Once there were a boy and girl who lived in a temple with tall, golden walls. They each had soft, scarlet lips. They stayed inside the temple and spoke words of love and caressed one another with touches as light as the breeze. They occasionally gazed out the temple windows at the round, gleaming moon - and then just went on as before. No one kept time; they were too busy loving to bother with numbers and schedules and rotations and other such nonsense.
One day the girl went into the attic. Everything inside was covered in a fine film of dust except a tiny white clock in the corner. She ran her hand along its face and felt how smooth it was. Lovely. She carried it out of the attic, into the hall, stood high on her tippytoes and hung it on the wall. Satisfied, she wandered off to find the boy and go back to loving. She soon forgot about the clock.
Some time passed and one twilight the girl awoke to a tic-tic-tic-tic.
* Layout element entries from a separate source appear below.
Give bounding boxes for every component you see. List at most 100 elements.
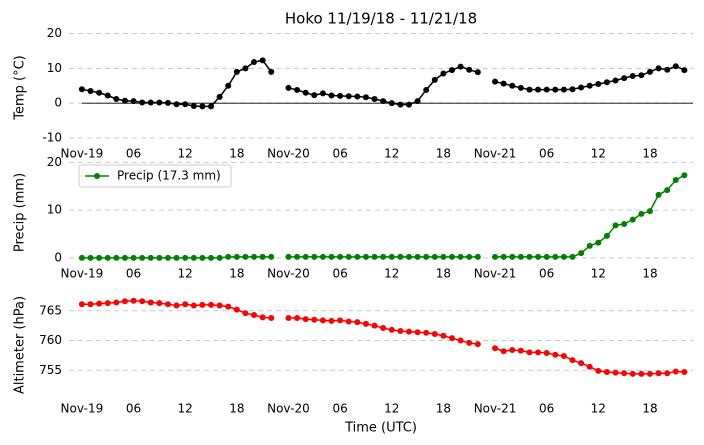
- data-point: [294, 86, 301, 93]
- data-point: [156, 254, 163, 261]
- data-point: [586, 242, 593, 249]
- legend-box: [78, 164, 232, 188]
- data-point: [638, 210, 645, 217]
- data-point: [440, 70, 447, 77]
- data-point: [492, 78, 499, 85]
- x-tick-label: 06: [539, 402, 554, 416]
- data-point: [664, 66, 671, 73]
- x-tick-label: 06: [126, 147, 141, 161]
- x-tick-label: Nov-19: [61, 402, 104, 416]
- data-point: [113, 254, 120, 261]
- data-point: [423, 329, 430, 336]
- y-tick-label: 20: [47, 26, 62, 40]
- data-point: [603, 232, 610, 239]
- data-point: [397, 328, 404, 335]
- data-point: [251, 311, 258, 318]
- data-point: [164, 254, 171, 261]
- data-point: [199, 103, 206, 110]
- data-point: [173, 101, 180, 108]
- data-point: [345, 253, 352, 260]
- data-point: [578, 250, 585, 257]
- data-point: [190, 254, 197, 261]
- data-point: [509, 347, 516, 354]
- data-point: [371, 96, 378, 102]
- data-point: [517, 347, 524, 354]
- data-point: [96, 254, 103, 261]
- x-tick-label: 18: [436, 267, 451, 281]
- data-point: [457, 253, 464, 260]
- legend-label: Precip (17.3 mm): [117, 169, 221, 183]
- data-point: [466, 66, 473, 73]
- series-line: [81, 299, 685, 375]
- x-tick-label: 18: [229, 267, 244, 281]
- data-point: [535, 86, 542, 93]
- series-line: [81, 174, 685, 259]
- x-tick-label: 12: [384, 147, 399, 161]
- data-point: [78, 86, 85, 93]
- data-point: [139, 298, 146, 305]
- data-point: [560, 253, 567, 260]
- data-point: [285, 253, 292, 260]
- data-point: [500, 253, 507, 260]
- data-point: [603, 79, 610, 86]
- data-point: [397, 101, 404, 108]
- x-axis-label: Time (UTC): [344, 421, 417, 436]
- x-tick-label: 18: [642, 402, 657, 416]
- data-point: [164, 301, 171, 308]
- y-tick-label: 10: [47, 61, 62, 75]
- data-point: [492, 253, 499, 260]
- y-tick-label: 760: [39, 333, 62, 347]
- data-point: [569, 357, 576, 364]
- data-point: [268, 314, 275, 321]
- x-tick-label: 06: [126, 267, 141, 281]
- x-tick-label: 06: [332, 147, 347, 161]
- y-axis-label: Temp (°C): [13, 55, 28, 121]
- data-point: [216, 302, 223, 309]
- data-point: [595, 367, 602, 374]
- data-point: [216, 93, 223, 100]
- data-point: [156, 99, 163, 106]
- data-point: [474, 341, 481, 348]
- data-point: [526, 349, 533, 356]
- x-tick-label: Nov-21: [474, 267, 517, 281]
- data-point: [268, 253, 275, 260]
- data-point: [474, 69, 481, 76]
- data-point: [104, 254, 111, 261]
- x-tick-label: 18: [436, 147, 451, 161]
- data-point: [362, 94, 369, 101]
- x-tick-label: 12: [591, 402, 606, 416]
- data-point: [130, 297, 137, 304]
- x-tick-label: 18: [229, 147, 244, 161]
- data-point: [646, 68, 653, 75]
- data-point: [380, 253, 387, 260]
- data-point: [130, 254, 137, 261]
- x-tick-label: 06: [539, 267, 554, 281]
- x-tick-label: 12: [178, 402, 193, 416]
- data-point: [646, 208, 653, 215]
- data-point: [569, 253, 576, 260]
- data-point: [121, 298, 128, 305]
- data-point: [552, 86, 559, 93]
- data-point: [147, 99, 154, 106]
- data-point: [621, 75, 628, 82]
- data-point: [646, 370, 653, 377]
- data-point: [345, 93, 352, 100]
- data-point: [337, 253, 344, 260]
- data-point: [629, 216, 636, 223]
- x-tick-label: 18: [229, 402, 244, 416]
- data-point: [414, 253, 421, 260]
- data-point: [294, 253, 301, 260]
- x-tick-label: 18: [436, 402, 451, 416]
- data-point: [354, 319, 361, 326]
- y-axis-label: Precip (mm): [13, 173, 28, 252]
- data-point: [612, 222, 619, 229]
- data-point: [526, 253, 533, 260]
- data-point: [449, 335, 456, 342]
- data-point: [78, 254, 85, 261]
- data-point: [431, 253, 438, 260]
- data-point: [311, 253, 318, 260]
- data-point: [302, 89, 309, 96]
- data-point: [354, 93, 361, 100]
- data-point: [182, 101, 189, 108]
- data-point: [87, 254, 94, 261]
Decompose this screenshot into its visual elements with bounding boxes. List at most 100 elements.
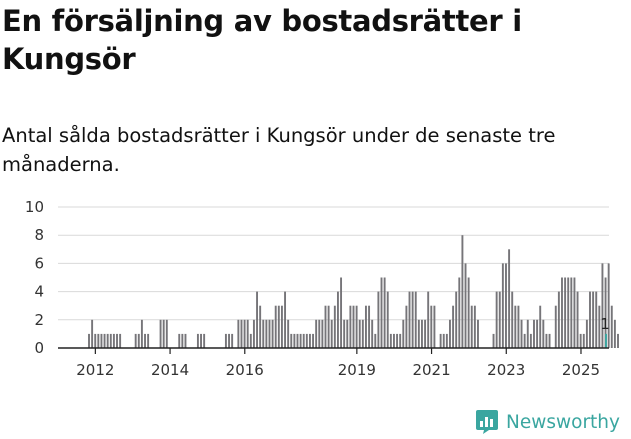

She nuzzled into the boy’s ear. ‘Don’t you hear that?’ she asked. And then fell asleep again. They slept soundly for the rest of the night.
More time passed and again she awoke in the twilight. Tic-tic-tic-tic. She lie in the bed for a while and listened. Silence. Silence. And then, tic-tic-tic-tic. Silence. Tic-tic-tic-tic. Eventually she fell asleep.
Soon after she was wandering down the hall and saw tiny flakes of gold flitting to the ground. She went and found a broom and swept them away. Then she asked the boy ‘Did you see the gold is flaking off the walls?’
‘Nonsense,’ said the boy. ‘Gold cannot just flake away.’
Again, time passed. And again, she awoke in the night to a tic-tic-tic-tic. The next day she found more gold flaking off the wall. She fetched the boy and led him into the hall, tugging at the ends of his fingers, gently, the way lovers do. ‘Do you see?,’ she asked. ‘Do you see the gold?’
‘Oh,’ said the boy. ‘Oh.’ He paused. ‘Well, it’s only the wall. It’s only the gold. This is still our temple and we still love here.’
‘You’re right’, said the girl. ‘At least we have our temple. At least we have love.’
The days and nights passed. The round, gleaming moon appeared, then disappeared, again and again. The boy and girl loved. And sometimes little flakes of gold flitted to the ground and the girl swept them away. She did not care for the flaking, or for the sweeping, but she swept and went on with loving.
One dark twilight, the girl awoke with a start. Tic-tic-tic-tic. Silence. Tic-tic-tic-tic. She leaned over the boy. ‘Do you hear it, the tic? Listen.’
He rolled onto his back, lie in the dark for a moment gazing at the round, gleaming moon. ‘I hear it. But what shall we do? It’s just a tic.’
‘The tic wakes me up’, she said. ‘I don’t like the tic.’ He wrapped his arm around her and pulled her close, and they soon fell asleep.
On the darkest twilight of the year, the girl awoke again. The bed shook ever so slightly, echoing the tic-tic-tic-tic. She glanced toward the window, but there was no moon. She lie very still, found the boy’s fingertips in the blackness. She listened to the sound of her own breathing, focused on the slow inhale and exhale. But there it was. Tic-tic-tic-tic. And again. Tic-tic-tic-tic. Growing louder and louder. Tic-tic-tic-tic.
She finally rose from the bed and felt her way outside the bedroom, down the hall. At first it was very black but the hall grew lighter and lighter as she approached the clock. As she neared, she saw it had grown as big as the moon, a bright light looming high on the wall. With each tic-tic-tic-tic, the moon-clock shook. And with each shake, little flakes of gold flitted down to the floor.
Tic-tic-tic-tic. Shake-shake-shake-shake. Flit-flit-flit-flit.
She stood up high on her tippytoes and reached for the moon-clock, stretched her fingertips until she just brushed it. And with a flick, she hit it. She thought it would fall to the floor with a clatter, possibly break, but then, that wouldn’t be so bad, would it? She could put it back in the attic. And sleep. And love. And not have to sweep any more gold.
But the moon-clock did not fall. There was no clatter. Silence, for a moment. And then… Tic-tic-tic-tic. Shake-shake-shake-shake. Flit-flit-flit-flit.
She tried again, but could not reach. And again. And again. Her lip trembled, the first time such a thing had happened inside the temple. She bit her lip, rose onto her tippytoes again, stretched farther than she had ever stretched. And then – she felt two strong hands slip around her waist and gently lift her. She pulled hard on the moon-clock and a stream of nuggets broke loose from the golden wall, falling all around them. They toppled over.
She pulled herself up to a sitting position, smoothed the hair from her face and looked up. And there was the boy, sitting in a pile of gold rubble, bits of the wall crumbling behind him. Holding a tiny, broken clock. And grinning that grin of his.
She smiled, stood up, dusted the gold flakes off her nightgown and said ‘I’ll sweep in the morning.’ And then she padded down the dark hall back to bed. He followed soon after.